На прощание Волынский объявил поэту:
– Вот теперь ползи и жалуйся кому хочешь, а я свое с тебя взял и гнев на Куракина потешил вволю…
С этим караул от поэта убрали. Иди куда хочешь.
Пошел профессор элоквенции, шпагу под локтем держа.
Наташка дома заждалась, изнылась вся, любящая.
– Ох, милая! – сказал он ей. – Таких дорогих стихотворений, как вчера, не писывал я еще ни разу в жизни. И богато же расплатились за талант мой… Глянь на спину!
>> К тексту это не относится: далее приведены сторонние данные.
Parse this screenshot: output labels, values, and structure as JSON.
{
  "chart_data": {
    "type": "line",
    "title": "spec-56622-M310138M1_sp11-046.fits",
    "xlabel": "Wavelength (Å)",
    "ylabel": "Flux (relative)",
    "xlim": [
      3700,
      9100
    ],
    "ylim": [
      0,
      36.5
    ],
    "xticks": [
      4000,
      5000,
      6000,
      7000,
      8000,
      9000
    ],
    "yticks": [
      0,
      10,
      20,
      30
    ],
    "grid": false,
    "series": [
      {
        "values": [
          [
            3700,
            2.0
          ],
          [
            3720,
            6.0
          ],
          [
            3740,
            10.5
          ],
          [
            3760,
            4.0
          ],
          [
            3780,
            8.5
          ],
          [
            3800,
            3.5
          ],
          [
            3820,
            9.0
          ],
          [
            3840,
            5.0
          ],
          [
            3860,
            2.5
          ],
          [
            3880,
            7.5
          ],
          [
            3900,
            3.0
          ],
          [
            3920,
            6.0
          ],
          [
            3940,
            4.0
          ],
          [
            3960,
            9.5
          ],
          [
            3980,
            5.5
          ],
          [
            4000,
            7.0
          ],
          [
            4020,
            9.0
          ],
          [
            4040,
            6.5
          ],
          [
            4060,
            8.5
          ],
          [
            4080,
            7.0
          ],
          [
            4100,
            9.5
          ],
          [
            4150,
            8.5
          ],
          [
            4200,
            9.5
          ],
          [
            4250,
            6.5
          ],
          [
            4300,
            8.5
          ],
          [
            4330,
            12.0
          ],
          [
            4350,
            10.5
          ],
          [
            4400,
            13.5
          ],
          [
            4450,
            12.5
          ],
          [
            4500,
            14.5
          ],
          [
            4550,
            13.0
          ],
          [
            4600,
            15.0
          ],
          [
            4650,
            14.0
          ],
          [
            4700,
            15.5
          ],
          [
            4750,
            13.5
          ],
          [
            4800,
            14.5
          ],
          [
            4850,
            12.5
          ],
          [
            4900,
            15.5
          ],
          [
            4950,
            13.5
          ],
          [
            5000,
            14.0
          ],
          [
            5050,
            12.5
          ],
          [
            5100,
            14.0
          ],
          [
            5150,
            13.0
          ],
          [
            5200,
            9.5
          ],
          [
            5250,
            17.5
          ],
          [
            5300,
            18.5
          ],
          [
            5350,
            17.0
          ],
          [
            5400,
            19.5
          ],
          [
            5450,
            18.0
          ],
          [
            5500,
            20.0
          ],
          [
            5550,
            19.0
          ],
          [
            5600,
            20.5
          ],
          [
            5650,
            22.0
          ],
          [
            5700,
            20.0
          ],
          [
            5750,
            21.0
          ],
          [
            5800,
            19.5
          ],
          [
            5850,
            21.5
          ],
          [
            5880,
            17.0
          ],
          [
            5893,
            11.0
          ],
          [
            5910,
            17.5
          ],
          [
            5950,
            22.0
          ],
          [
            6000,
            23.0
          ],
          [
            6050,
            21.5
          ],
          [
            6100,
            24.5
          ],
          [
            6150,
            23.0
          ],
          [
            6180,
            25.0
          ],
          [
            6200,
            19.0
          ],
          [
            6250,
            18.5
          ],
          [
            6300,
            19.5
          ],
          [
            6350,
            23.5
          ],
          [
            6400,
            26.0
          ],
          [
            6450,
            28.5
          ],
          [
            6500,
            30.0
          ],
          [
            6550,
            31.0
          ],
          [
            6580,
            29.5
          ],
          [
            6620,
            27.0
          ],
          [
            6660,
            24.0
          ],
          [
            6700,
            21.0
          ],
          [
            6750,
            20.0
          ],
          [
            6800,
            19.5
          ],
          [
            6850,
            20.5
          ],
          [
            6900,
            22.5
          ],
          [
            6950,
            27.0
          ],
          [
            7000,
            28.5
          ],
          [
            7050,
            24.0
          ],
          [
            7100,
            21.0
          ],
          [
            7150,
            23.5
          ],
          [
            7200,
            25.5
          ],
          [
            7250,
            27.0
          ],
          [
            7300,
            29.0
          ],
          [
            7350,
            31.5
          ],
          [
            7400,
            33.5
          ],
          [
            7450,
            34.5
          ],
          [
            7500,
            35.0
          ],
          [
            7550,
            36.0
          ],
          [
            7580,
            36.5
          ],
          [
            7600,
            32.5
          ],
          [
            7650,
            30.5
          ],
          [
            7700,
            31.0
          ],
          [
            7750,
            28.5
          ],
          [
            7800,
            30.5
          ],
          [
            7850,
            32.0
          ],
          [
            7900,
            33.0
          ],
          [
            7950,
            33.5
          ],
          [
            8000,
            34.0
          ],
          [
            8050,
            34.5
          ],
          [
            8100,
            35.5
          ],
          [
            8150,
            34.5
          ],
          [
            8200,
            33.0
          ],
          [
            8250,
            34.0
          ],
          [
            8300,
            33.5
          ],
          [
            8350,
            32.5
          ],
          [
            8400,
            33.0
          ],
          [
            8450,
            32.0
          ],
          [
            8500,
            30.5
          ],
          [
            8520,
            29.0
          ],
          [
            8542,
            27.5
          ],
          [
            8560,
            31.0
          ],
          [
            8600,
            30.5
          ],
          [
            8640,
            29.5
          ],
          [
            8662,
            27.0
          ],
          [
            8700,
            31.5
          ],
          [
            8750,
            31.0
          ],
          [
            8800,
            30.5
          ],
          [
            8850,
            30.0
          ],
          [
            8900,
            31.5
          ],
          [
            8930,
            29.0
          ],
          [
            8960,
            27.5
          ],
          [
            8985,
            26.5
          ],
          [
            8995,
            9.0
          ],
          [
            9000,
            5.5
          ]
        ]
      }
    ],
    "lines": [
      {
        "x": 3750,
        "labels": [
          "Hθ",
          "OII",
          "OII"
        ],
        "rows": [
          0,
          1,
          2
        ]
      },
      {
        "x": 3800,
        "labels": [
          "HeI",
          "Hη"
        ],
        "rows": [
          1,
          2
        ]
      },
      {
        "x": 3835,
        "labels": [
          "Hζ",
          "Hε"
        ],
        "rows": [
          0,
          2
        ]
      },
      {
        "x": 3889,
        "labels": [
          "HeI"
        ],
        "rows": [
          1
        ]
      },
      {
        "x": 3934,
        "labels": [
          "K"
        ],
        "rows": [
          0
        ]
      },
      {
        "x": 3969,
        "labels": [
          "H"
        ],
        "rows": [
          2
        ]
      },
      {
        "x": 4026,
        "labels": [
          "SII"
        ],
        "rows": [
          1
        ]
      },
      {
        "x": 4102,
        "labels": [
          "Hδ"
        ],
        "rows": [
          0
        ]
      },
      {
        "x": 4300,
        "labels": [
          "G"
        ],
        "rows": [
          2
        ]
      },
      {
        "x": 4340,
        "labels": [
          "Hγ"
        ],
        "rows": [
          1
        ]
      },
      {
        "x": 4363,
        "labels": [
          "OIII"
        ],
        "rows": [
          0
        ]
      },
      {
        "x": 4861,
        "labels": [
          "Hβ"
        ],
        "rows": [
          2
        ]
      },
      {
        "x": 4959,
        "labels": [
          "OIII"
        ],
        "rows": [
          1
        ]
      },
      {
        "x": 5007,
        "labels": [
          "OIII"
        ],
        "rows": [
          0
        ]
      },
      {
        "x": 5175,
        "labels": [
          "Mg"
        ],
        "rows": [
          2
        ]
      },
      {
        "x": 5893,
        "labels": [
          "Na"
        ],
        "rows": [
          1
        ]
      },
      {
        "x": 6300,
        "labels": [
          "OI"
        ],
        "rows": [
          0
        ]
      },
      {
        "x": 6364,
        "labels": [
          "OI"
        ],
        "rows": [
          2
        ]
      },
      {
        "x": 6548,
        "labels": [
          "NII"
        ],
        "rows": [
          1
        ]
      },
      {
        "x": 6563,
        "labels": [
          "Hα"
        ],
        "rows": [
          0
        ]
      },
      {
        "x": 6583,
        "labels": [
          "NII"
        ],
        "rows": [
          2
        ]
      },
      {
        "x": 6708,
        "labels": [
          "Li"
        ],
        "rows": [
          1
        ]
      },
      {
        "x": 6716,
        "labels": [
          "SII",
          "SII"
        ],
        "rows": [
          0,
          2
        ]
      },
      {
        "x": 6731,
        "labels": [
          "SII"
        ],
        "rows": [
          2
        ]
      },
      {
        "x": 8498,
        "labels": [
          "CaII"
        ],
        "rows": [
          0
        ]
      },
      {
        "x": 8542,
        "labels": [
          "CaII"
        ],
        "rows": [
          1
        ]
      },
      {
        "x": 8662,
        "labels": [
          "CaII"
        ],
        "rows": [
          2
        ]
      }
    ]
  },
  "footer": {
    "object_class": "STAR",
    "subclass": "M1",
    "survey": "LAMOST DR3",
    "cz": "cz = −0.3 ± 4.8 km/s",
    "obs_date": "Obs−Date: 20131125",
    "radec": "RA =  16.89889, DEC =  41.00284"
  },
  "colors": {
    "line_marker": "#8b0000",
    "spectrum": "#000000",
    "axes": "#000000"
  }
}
Он сел к столу и составил завещание: после побоев ему казалось, что не выживет. Из Академии прислали врача Дювернуа, который осмотрел увечья и заявил, что побои основательны, но не смертельны. С этим утешением Тредиаковский и продолжил работу над ответом Ломоносову… Он боролся с ним, как старый гладиатор против юного, понимая свое неизбежное поражение.
Уж на челе его забвения печать,
Предбудущим векам что мог он передать?
Страшилась грация цинической свирели,
А персты грубые на лире костенели.
Свой ответ Ломоносову отнес в Академию, чтобы та на казенный счет переслала его во Фрейбург.
– Для пресечения, – сказал Данила Шумахер, – бесполезных споров отправлять критик не следует, да и деньги за перевод куверта по почте пожалеть для иных дел надобно…
Тредиаковский вернулся к столу. Рожденный близ ключа Кастальского и помереть должен на самой вершине Парнаса! Нектар души своей он рассеял по цветам, которые увядали раньше срока. Тредиаковский проживет еще очень долго, но счастлив в жизни никогда не станет… Не жизнь у него была – трагедия!